315 F. Supp. at 168. See also Myers v. State, (1973) 60 Wis. 2d 248, 208 N.W.2d 311. Finally, we note that the Court in Brown stated that the item seized only had to be evidence of a crime, not just the crime providing the basis for the search. We hold that an item not relating to the crime charged may be seized so long as the officer is immediately aware of its connection to a crime and the other Coolidge requirements are satisfied. The marijuana seeds were thus properly seized. The possession of marijuana, including marijuana seeds, is a crime. Ind. Code § 35-48-1-1 (Burns 1983 Supp.), Ind. Code § 35-48-4-11 (Burns 1983 Supp.). The officer who found the seeds testified at the hearing on the motion to suppress that he knew the item was marijuana seeds. Therefore, the evidentiary value of the item seized was immediately apparent.

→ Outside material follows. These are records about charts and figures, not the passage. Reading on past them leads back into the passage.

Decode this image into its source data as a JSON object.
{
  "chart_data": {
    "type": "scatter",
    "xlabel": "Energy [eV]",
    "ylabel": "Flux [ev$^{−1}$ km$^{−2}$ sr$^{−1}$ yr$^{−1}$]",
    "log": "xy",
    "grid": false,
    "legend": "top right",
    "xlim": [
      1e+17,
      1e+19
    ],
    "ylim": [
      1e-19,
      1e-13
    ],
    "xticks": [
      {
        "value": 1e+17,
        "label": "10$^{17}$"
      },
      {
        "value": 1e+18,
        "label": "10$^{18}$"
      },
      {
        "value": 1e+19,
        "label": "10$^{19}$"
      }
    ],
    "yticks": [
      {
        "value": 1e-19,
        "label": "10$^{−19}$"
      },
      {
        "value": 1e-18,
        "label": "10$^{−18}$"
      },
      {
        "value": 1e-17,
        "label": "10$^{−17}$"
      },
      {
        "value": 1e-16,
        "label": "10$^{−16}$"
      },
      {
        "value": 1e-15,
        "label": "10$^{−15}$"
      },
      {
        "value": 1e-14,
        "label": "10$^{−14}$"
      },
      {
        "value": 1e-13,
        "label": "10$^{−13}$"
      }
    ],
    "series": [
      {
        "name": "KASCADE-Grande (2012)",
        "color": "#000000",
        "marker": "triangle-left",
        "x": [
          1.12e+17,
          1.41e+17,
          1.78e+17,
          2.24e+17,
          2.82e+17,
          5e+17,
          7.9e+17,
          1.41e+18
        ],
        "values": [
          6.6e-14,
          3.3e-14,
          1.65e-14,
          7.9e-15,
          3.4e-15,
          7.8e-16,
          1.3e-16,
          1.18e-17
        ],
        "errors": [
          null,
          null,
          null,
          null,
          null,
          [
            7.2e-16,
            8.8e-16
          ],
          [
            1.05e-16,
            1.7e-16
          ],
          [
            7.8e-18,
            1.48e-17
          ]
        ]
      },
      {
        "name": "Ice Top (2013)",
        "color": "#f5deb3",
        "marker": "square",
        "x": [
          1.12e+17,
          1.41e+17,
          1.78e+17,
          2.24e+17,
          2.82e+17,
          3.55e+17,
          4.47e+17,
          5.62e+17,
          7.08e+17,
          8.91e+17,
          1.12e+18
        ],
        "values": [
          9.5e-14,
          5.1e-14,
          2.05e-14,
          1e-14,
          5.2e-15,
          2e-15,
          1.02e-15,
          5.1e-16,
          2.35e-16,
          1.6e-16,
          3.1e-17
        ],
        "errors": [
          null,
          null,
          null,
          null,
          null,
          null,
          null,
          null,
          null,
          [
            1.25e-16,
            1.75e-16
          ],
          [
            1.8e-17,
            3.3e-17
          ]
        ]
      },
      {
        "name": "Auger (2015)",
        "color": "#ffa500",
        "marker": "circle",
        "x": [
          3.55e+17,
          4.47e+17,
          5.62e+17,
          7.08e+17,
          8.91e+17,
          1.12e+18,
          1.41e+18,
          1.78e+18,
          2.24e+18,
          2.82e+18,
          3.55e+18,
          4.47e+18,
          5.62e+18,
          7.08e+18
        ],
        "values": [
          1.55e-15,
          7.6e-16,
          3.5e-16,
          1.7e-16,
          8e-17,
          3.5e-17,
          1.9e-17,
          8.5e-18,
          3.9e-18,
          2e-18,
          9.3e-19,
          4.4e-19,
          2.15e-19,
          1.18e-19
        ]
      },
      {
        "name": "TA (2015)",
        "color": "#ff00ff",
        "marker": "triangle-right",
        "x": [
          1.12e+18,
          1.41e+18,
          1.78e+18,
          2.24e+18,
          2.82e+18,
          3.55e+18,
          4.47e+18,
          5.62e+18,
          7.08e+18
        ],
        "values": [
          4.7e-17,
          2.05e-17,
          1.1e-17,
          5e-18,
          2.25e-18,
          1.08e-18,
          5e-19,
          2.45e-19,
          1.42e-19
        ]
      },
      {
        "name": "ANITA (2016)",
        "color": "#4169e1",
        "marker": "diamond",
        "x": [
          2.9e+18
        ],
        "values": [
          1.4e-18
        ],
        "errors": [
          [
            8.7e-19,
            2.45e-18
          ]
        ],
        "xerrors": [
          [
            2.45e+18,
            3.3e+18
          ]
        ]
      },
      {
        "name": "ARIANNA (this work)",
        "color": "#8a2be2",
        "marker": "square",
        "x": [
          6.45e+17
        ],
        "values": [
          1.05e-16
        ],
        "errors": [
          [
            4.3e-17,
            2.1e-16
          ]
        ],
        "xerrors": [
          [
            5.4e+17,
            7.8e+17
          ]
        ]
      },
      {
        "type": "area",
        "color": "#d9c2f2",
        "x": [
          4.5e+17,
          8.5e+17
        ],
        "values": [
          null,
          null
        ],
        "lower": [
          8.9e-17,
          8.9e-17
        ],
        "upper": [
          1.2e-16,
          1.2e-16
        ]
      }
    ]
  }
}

The defendant also contends the seeds were not relevant evidence. However, no objection on this ground was raised at trial *964 or in the motion to correct errors. As such, the issue is waived.

Accordingly, we hold that the trial court did not err in allowing the evidence to be introduced.

III.

The final allegation of error deals with the sentence received by the defendant. The defendant was convicted of two counts of murder and of three counts of attempted murder. The trial judge imposed the maximum sentence possible on each count and ordered the sentences served consecutively. This amounted to a sentence of 270 years. The defendant contends the maximum sentences were manifestly unreasonable.

Under Ind.R.Ap.Rev.Sen. 2, a sentence is not manifestly unreasonable unless no reasonable person would find the sentence appropriate to the particular offense and offender. The trial judge, at the original sentencing hearing, stated that his reasons for imposing the sentences were that the defendant committed multiple crimes consisting of murder and attempted murder and that any lesser sentence would depreciate the seriousness of the crimes. The judge subsequently amended his findings and gave additional aggravating circumstances. These included the fact that the defendant went to Crescent Plastics with the intention of killing three men he held responsible for his firing, that the defendant shot one victim at close range while the victim was pleading for his life, that the defendant stalked another victim, and that the defendant attempted to shoot a deputy sheriff. The sentence received was authorized by statute, and the trial judge adequately detailed his reasons for enhancing the sentence. There is no error in the sentencing.

For all of the foregoing reasons, there was no reversible error and the judgment of the trial court should be affirmed.

Judgment affirmed.

GIVAN, C.J., and DeBRULER, PRENTICE and PIVARNIK, JJ., concur.